Angeführte Entscheidungen:
T 0172/82
Anführungen in anderen Entscheidungen:
-

Sachverhalt und Anträge

I. Auf die europäische Patentanmeldung Nr. 82 103 099.6, die am 10. April 1982 mit deutscher Priorität vom 28. April 1981 angemeldet worden war, wurde am 2. Januar 1985 das europäische Patent Nr. 64 606 auf der Grundlage von fünf Ansprüchen erteilt, von denen die unabhängigen Ansprüche 1 und 3 lauteten, wie folgt:

"1. Homogener Formkörper aus Siliciumcarbid und Silicium, dadurch gekennzeichnet, daß dieser aus 70 bis 92 Gew.-% Siliciumcarbid und 8 bis 30 Gew.-% Silicium mit einem Gehalt an freiem Kohlenstoff von max. 0,2 Gew.-% besteht und einen Volumenanteil an geschlossenen Poren von max. 0,1% enthält.

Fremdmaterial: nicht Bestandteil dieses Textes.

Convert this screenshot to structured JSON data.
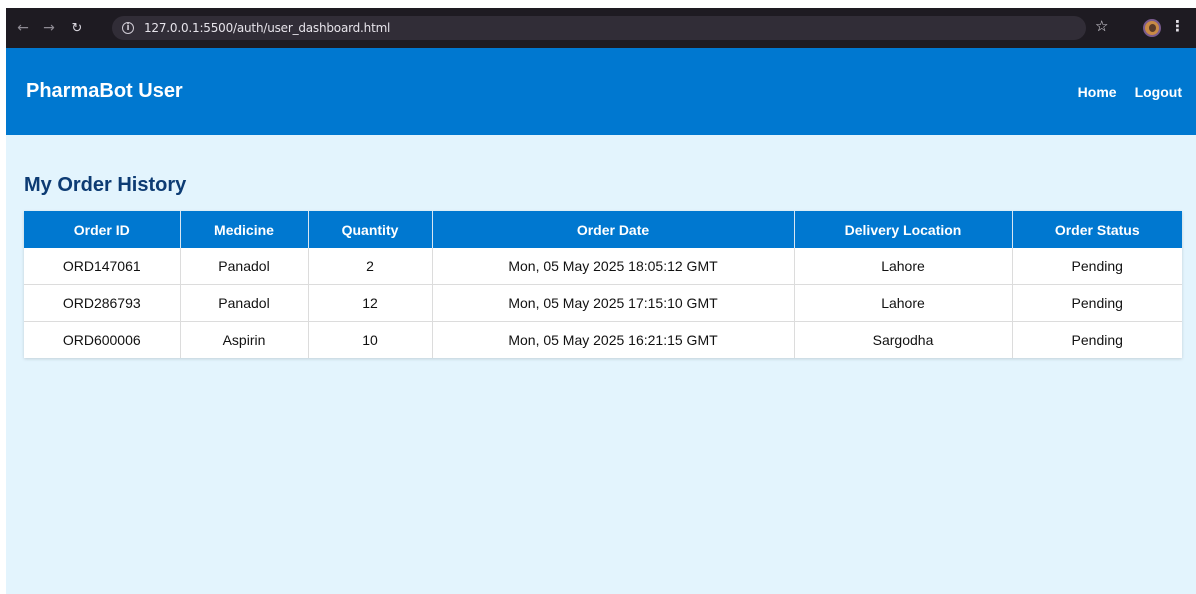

3. Verfahren zur Herstellung eines homogenen Formkörpers nach Anspruch 1 und 2 nach dem Reaktionssinterverfahren, dadurch gekennzeichnet, daß ein Gemisch von 80 bis 92 Gew.-% vorwiegend hexagonalem Siliciumcarbid mit einer Kornverteilung zwischen 1 und 100 µm, 3 bis 10 Gew.-% Kohlenstoff mit einer Kornverteilung zwischen 0,5 und 5 µm und 5 bis 15 Gew.-% eines aromatischen Harzes mit einem Verkokungsrückstand zwischen 30 und 70 Gew.-% Kohlenstoff verformt und anschließend in einer nichtoxidierenden Atmosphäre bei 1000°C verkokt wird, wobei der Rohling eine Dichte von 1,9 bis 2,4 g/cm3 besitzt und der Anteil des freien Kohlenstoffs im verkokten Körper zwischen 5 und 15 Gew.-% beträgt, und der verkokte Rohling zwischen 1420 und 1700°C unter Vakuum zwischen 1,33 und 666,44 Pascal siliciert wird, so daß eine Formkörper-Dichte von 2,90 bis 3,15 g/cm3 erzielt wird."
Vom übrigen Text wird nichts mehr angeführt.